ISLAMIC NEW YEAR 1443 / AL-HIJRA/RA’S UL ‘AM (Muharram 1)
26th June 2025
Muslim
Al Hijra marks the celebration of the Islamic New Year’s Day. It is a low-key event in the Muslim world, celebrated less than the two major celebrations, Eid ul-Fitr and Eid ul-Adha. The day commemorates the Hijra or migration of the Prophet Muhammad from Makkah to Medina in 622 CE, which led to the establishment of the Muslim community there. It is not universally celebrated amongst Sunni Muslims but is notable since Muslim years are dated from this time and are marked AH (Anno Hegirae – the year of the Hijrah) or After the Hijrah. In 2021 CE the Muslim year 1443 AH begins.
In the year 622 CE the Prophet Muhammad and a number of his followers moved from Makkah/Mecca to the city of Medina and set up the first Islamic state there. Their arrival marked the beginning of Islam as a community in which spiritual and earthly life were completely integrated. They were a group inspired by and totally obedient to God, bound together by religious faith. By breaking the link with his own tribe the Prophet demonstrated that tribal and family loyalties were insignificant compared to the bonds of Islam.
For some Muslim communities this is a day of celebration at the mosque, where stories are told of the Prophet and his Companions. There are no special religious rituals required at this time but a special prayer service is normally held in the mosque and afterwards people wish one another a happy New Year. On this day Muslims think about the meaning of the Hijra and regard this as a good time for new year resolutions, relating to their following of the example of the Prophet.

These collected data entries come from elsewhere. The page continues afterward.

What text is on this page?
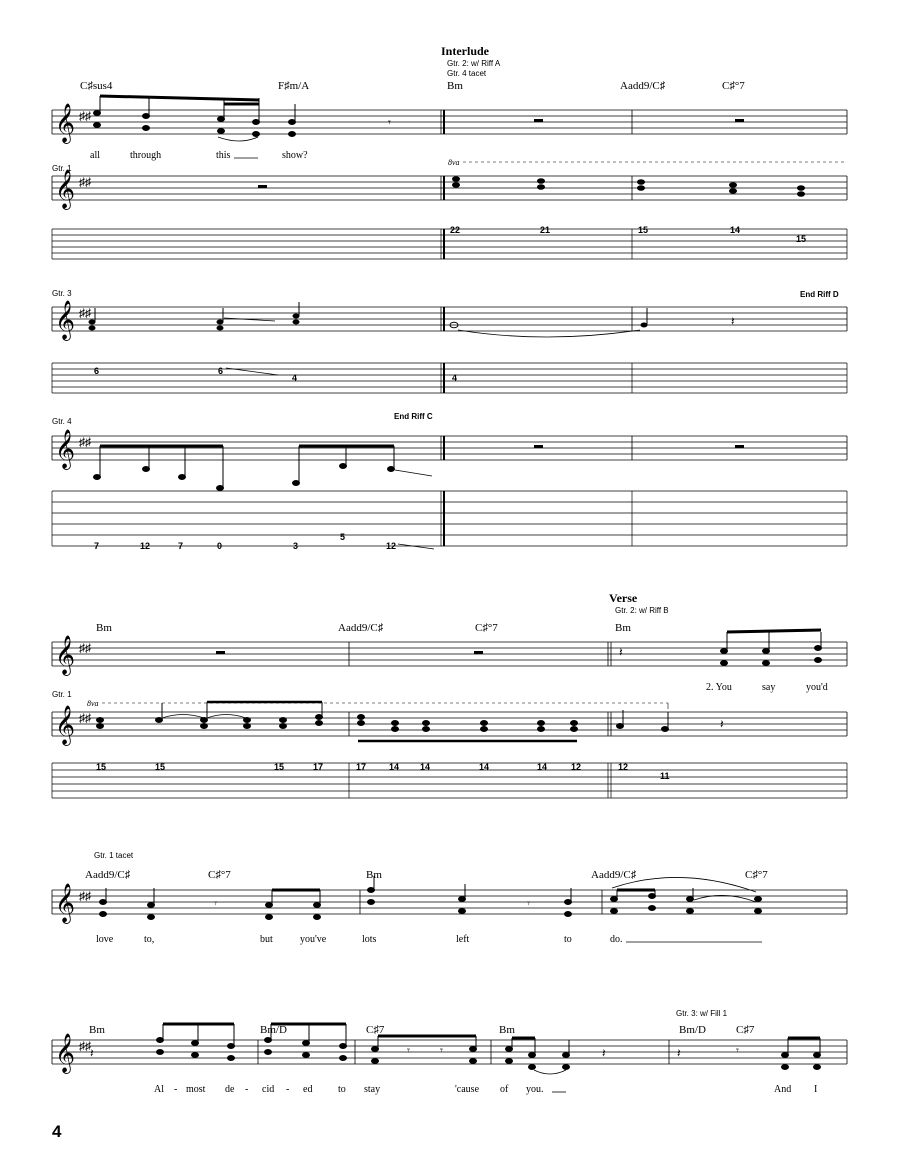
Interlude
Gtr. 2: w/ Riff A
Gtr. 4 tacet
C♯sus4	F♯m/A	Bm	Aadd9/C♯	C♯°7
𝄞 ♯♯	𝄾
all	through	this	show?
Gtr. 1
8va
𝄞 ♯♯
22	21	15	14
15
Gtr. 3	End Riff D
𝄞 ♯♯
𝄽
6	6
4	4
Gtr. 4
End Riff C
𝄞 ♯♯
7	12	7	0	3
5
12
Verse
Gtr. 2: w/ Riff B
Bm	Aadd9/C♯	C♯°7	Bm
𝄞 ♯♯	𝄽
2. You	say	you'd
Gtr. 1
8va
𝄞 ♯♯	𝄽
15	15	15	17	17	14 14	14	14	12	12
11
Gtr. 1 tacet
Aadd9/C♯	C♯°7	Bm	Aadd9/C♯	C♯°7
𝄞 ♯♯
𝄾	𝄾
love	to,	but	you've	lots	left	to	do.
Gtr. 3: w/ Fill 1
Bm	Bm/D	C♯7	Bm	Bm/D	C♯7
𝄞 ♯♯ 𝄽	𝄾	𝄾	𝄽	𝄽	𝄾
Al - most de - cid - ed	to stay	'cause of you.	And I
4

For the Shi‘a community the more important significance of the New year is that this is the first day of a period of fasting, mourning and remembrance, leading up to the commemoration of the martyrdom of Imam Husayn and his companions on the Day of Ashura.
Muslims who migrated to Medina in support of the Prophet were called muhajirun (emigrants). Many of them became known as the ‘Companions of the Prophet’. Muhammad praised them highly for having forsaken their native city to follow him and promised that God would favour them. They remained a separate and greatly esteemed group in the Muslim community, honoured both in Makkah and in Medina, and assumed leadership of the Muslim state, through the caliphate, after Muhammad’s death.
As a result of the Hijrah, Muhammad paired many of the muhajirun with members of another distinct body of Muslims who had come into being, the ansar (helpers); they were people of Medinah who welcomed and aided Muhammad and the muhajirun. The ansar were members of the two major feuding tribes of Medinah whom Muhammad had been invited to Medinah to reconcile while he was still a rising figure in Makkah. In time they came to be some of his most devoted supporters.
The significance of Al Hijra for Sunni Muslims relates to their committing themselves to a spiritual form of migration – journeying out of a way of life mired in the worldly affairs of this existence – and disciplining themselves to ensure their fitness for their journey to the next life (akhira). To achieve this result they seek to emulate the mindset the Companions of the Prophet possessed when they performed their original migration (the hijra from Makkah to Medina), a journey undertaken in obedience to Allah’s wishes.